Officials in Cambridge, Massachusetts, unanimously voted Tuesday to stop honoring Christopher Columbus’ arrival in the New World.
The second Monday in October will no longer be referred to as Columbus Day after the Cambridge City Council voted to rename it Indigenous Peoples’ Day. Officials are calling the Spanish explorer, originally from Genoa, a monster.
Critics of Columbus say his landing on Watling Island in the Bahamas on Oct. 12, 1492, should be scorned instead of celebrated. They say his efforts to reach India or China with his famous vessels — the Niña, the Pinta and the Santa Maria — should only be remembered as the catalyst for a holocaust.
Vice Mayor Marc McGovern invoked his Italian heritage to criticize the explorer after the vote.

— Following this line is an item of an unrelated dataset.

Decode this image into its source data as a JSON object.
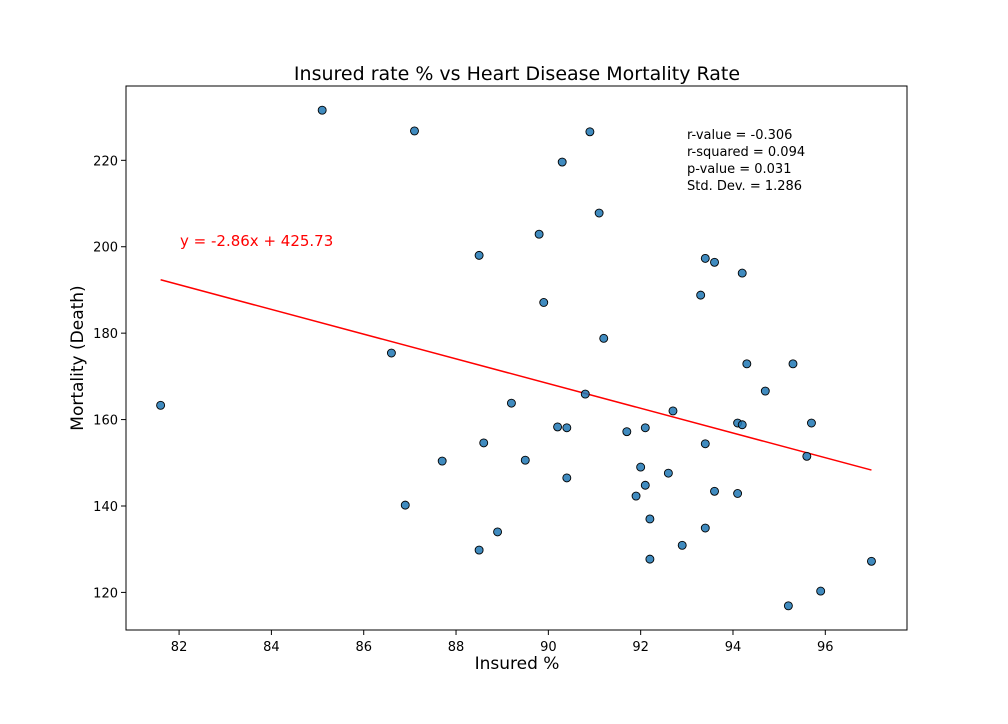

“In terms of my Italian perspective, I view [the change] as really making it a day I can actually be proud of, as opposed to a day that we get off of school for someone who committed, even by those standards, some of the worst atrocities and genocide in world history,” Mr. McGovern said, the Boston Globe reported Tuesday.
Councillor Nadeem Mazen echoed Mr. McGovern’s sentiment by calling Columbus a war criminal, a local ABC affiliate reported.
U.S. cities that have made similar changes include Seattle, Washington and Minneapolis.